Si alza l’ombra del referendum, la prospettiva della vittoria del No e della caduta del governo potrebbe compromettere l’aumento di capitale: l’incertezza su chi sarà al governo e sulla posizione che il governo avrà su questa delicata situazione non aiuta chi deve investire nel più critico degli istituti di un mercato di per sè problematico come quello italiano. MPS corre ai ripari e chiede un rinvio della scadenza per completare l’aumento e propone agli obbligazionisti subordinati una conversione volontaria in azioni - non può fare la stessa offerta ai piccoli risparmiatori perché manca l’autorizzazione della Consob, in quanto i profili Mifid dei privati potrebbero non essere compatibili con l’acquisto di azioni.

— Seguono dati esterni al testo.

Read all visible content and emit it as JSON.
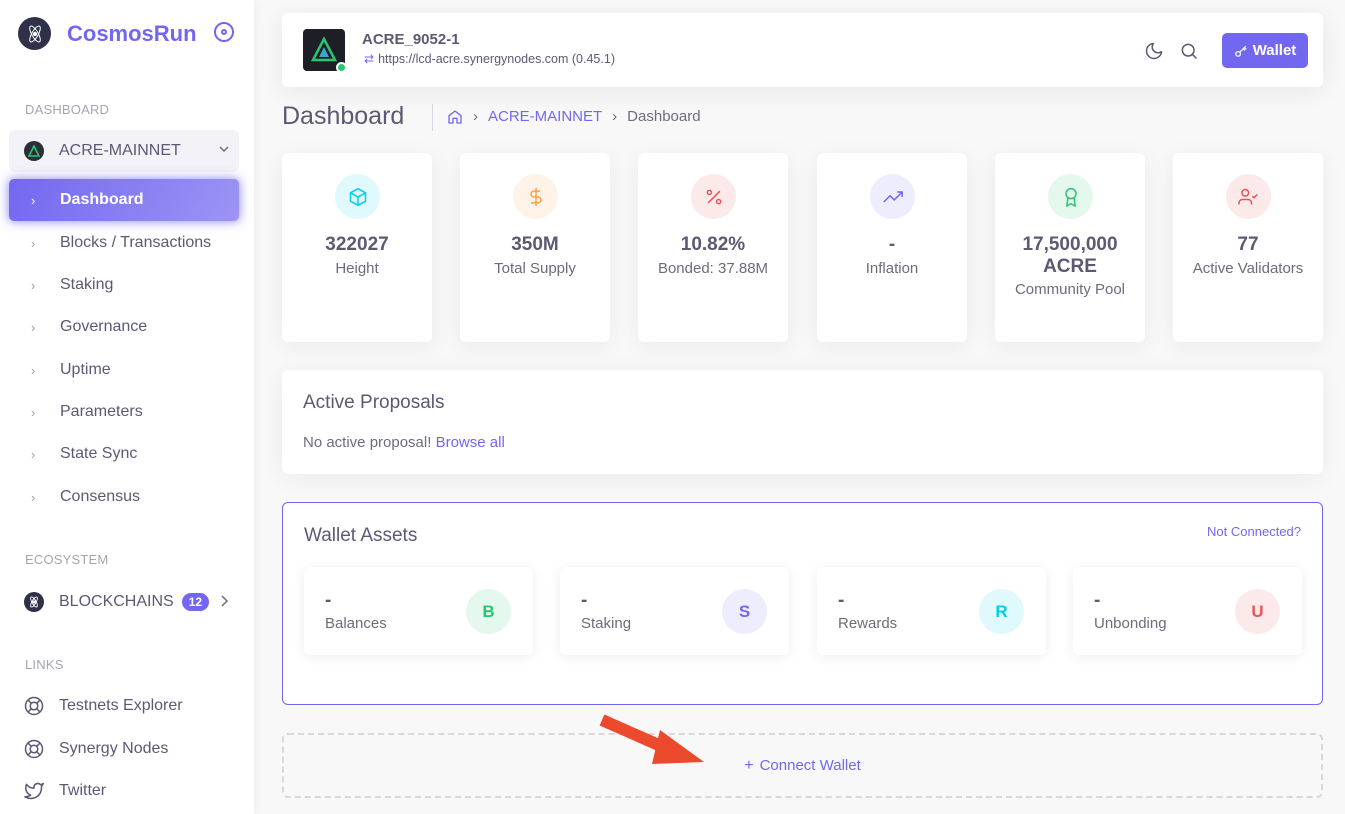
{
  "brand": {
    "name": "CosmosRun"
  },
  "sidebar": {
    "dashboard_header": "DASHBOARD",
    "chain_group": "ACRE-MAINNET",
    "items": [
      {
        "label": "Dashboard",
        "active": true
      },
      {
        "label": "Blocks / Transactions"
      },
      {
        "label": "Staking"
      },
      {
        "label": "Governance"
      },
      {
        "label": "Uptime"
      },
      {
        "label": "Parameters"
      },
      {
        "label": "State Sync"
      },
      {
        "label": "Consensus"
      }
    ],
    "ecosystem_header": "ECOSYSTEM",
    "blockchains": {
      "label": "BLOCKCHAINS",
      "count": "12"
    },
    "links_header": "LINKS",
    "links": [
      {
        "label": "Testnets Explorer",
        "icon": "lifebuoy-icon"
      },
      {
        "label": "Synergy Nodes",
        "icon": "lifebuoy-icon"
      },
      {
        "label": "Twitter",
        "icon": "twitter-icon"
      }
    ]
  },
  "header": {
    "chain_id": "ACRE_9052-1",
    "rpc": "https://lcd-acre.synergynodes.com (0.45.1)",
    "wallet_label": "Wallet",
    "status_color": "#28c76f"
  },
  "breadcrumb": {
    "title": "Dashboard",
    "chain": "ACRE-MAINNET",
    "current": "Dashboard"
  },
  "stats": [
    {
      "value": "322027",
      "label": "Height",
      "icon": "cube-icon",
      "color": "#00cfe8"
    },
    {
      "value": "350M",
      "label": "Total Supply",
      "icon": "dollar-icon",
      "color": "#ff9f43"
    },
    {
      "value": "10.82%",
      "label": "Bonded: 37.88M",
      "icon": "percent-icon",
      "color": "#ea5455"
    },
    {
      "value": "-",
      "label": "Inflation",
      "icon": "trending-up-icon",
      "color": "#7367f0"
    },
    {
      "value": "17,500,000 ACRE",
      "label": "Community Pool",
      "icon": "award-icon",
      "color": "#28c76f"
    },
    {
      "value": "77",
      "label": "Active Validators",
      "icon": "user-check-icon",
      "color": "#ea5455"
    }
  ],
  "proposals": {
    "title": "Active Proposals",
    "message": "No active proposal!",
    "browse_label": "Browse all"
  },
  "wallet_assets": {
    "title": "Wallet Assets",
    "not_connected": "Not Connected?",
    "items": [
      {
        "value": "-",
        "label": "Balances",
        "letter": "B",
        "color": "#28c76f"
      },
      {
        "value": "-",
        "label": "Staking",
        "letter": "S",
        "color": "#7367f0"
      },
      {
        "value": "-",
        "label": "Rewards",
        "letter": "R",
        "color": "#00cfe8"
      },
      {
        "value": "-",
        "label": "Unbonding",
        "letter": "U",
        "color": "#ea5455"
      }
    ]
  },
  "connect": {
    "label": "Connect Wallet"
  }
}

Il No vince e il governo cade. Siamo ai giorni nostri. Le chances di portare a termine la “soluzione (non esattamente) di mercato” per Montepaschi si assottigliano, le banche non garantiranno il collocamento, sono stare raccolte adesioni per conversione di obbligazioni per circa un miliardo e diventa necessario chiedere anche ai retail il medesimo esercizio previo assenso della Consob. Chi detiene questi titoli, scambiati intorno al 50% del valore nominale può scegliere tra convertirli in azioni al 100% del valore nominale - realizzando in teoria un guadagno teorico immediato, ma accettando il maggior rischio di detenere azioni - e rifiutare la conversione con il rischio che, nel caso l’aumento della banca non vada a buon fine, la conversione potrebbe avvenire in modo forzoso al valore di mercato.

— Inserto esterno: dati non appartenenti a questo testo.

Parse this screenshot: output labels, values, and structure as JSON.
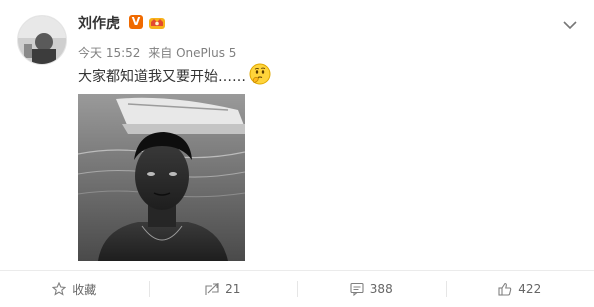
{
  "post": {
    "username": "刘作虎",
    "verified_badge": "V",
    "verified_color": "#f06a00",
    "crown_icon": "crown-icon",
    "time": "今天 15:52",
    "source_prefix": "来自",
    "source_device": "OnePlus 5",
    "text": "大家都知道我又要开始……",
    "emoji_icon": "thinking-face-icon"
  },
  "actions": {
    "favorite_label": "收藏",
    "repost_count": "21",
    "comment_count": "388",
    "like_count": "422"
  }
}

La BCE ha negato la possibilità di un rinvio e MPS attende il via libera della Consob per giocare la carta della conversione per gli obbligazionisti subordinati retail: se riesce ad ottenere 2 miliardi, da aggiungere al miliardo già impegnato dagli investitori istituzionali allora dagli anchor investor come QUIA (fondo sovrano del Quatar) potrebbe arrivare un altro miliardo. Raccogliere sul mercato un residuo intorno al miliardo, stante l’impegno di obbligazionisti per 3 miliardi e anchor investor per 1 potrebbe essere fattibile.

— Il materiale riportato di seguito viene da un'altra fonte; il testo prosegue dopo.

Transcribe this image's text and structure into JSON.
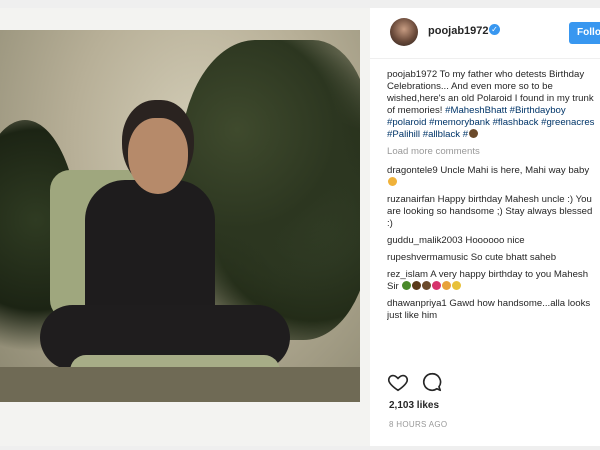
{
  "post": {
    "username": "poojab1972",
    "follow_label": "Follo",
    "caption": {
      "username": "poojab1972",
      "text_before": " To my father who detests Birthday Celebrations... And even more so to be wished,here's an old Polaroid I found in my trunk of memories! ",
      "hashtags_line": "#MaheshBhatt #Birthdayboy #polaroid #memorybank #flashback #greenacres #Palihill #allblack #"
    },
    "load_more_label": "Load more comments",
    "comments": [
      {
        "username": "dragontele9",
        "text": " Uncle Mahi is here, Mahi way baby"
      },
      {
        "username": "ruzanairfan",
        "text": " Happy birthday Mahesh uncle :) You are looking so handsome ;) Stay always blessed :)"
      },
      {
        "username": "guddu_malik2003",
        "text": " Hoooooo nice"
      },
      {
        "username": "rupeshvermamusic",
        "text": " So cute bhatt saheb"
      },
      {
        "username": "rez_islam",
        "text": " A very happy birthday to you Mahesh Sir "
      },
      {
        "username": "dhawanpriya1",
        "text": " Gawd how handsome...alla looks just like him"
      }
    ],
    "likes_label": "2,103 likes",
    "time_label": "8 HOURS AGO"
  },
  "icons": {
    "like": "heart-icon",
    "comment": "comment-icon",
    "verified": "verified-badge-icon"
  },
  "colors": {
    "accent": "#3897f0",
    "hashtag": "#003569",
    "muted": "#999999",
    "text": "#262626"
  }
}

Il governo Gentiloni ha tuttavia già pronto un piano B (in realtà ereditato dal suo predecessore) che prevede l’intervento del Tesoro a garanzia della parte dell’aumento di capitale che non verrà sottoscritta dal mercato o - nell’ipotesi che l’operazione salti completamente - a gestire la risoluzione dell’istituto. Nel primo caso scatta il meccanismo del burden sharing: le obbligazioni subordinate vengono forzosamente convertite in azioni; nel secondo si avvia un processo di bail in che, nell’ordine azzererebbe azioni, obbligazioni subordinate, obbligazioni ordinarie fino ad arrivare alle giacenze dei depositi bancari eccedenti i centomila euro per singolo conto.

Come finirà questa telenovela, lo scopriremo solo vivendo. Le probabilità che si riesca a raggiungere l’allineamento astrale necessario a completare l’aumento senza l’intervento dello Stato non sono molto elevate. Quello che è certo è che il finale potrà variare da “abbastanza triste” a “decisamente tragico” perché il lieto fine, tollerando la gestione politica di questo istituto di credito, ce lo siamo giocato diversi anni addietro.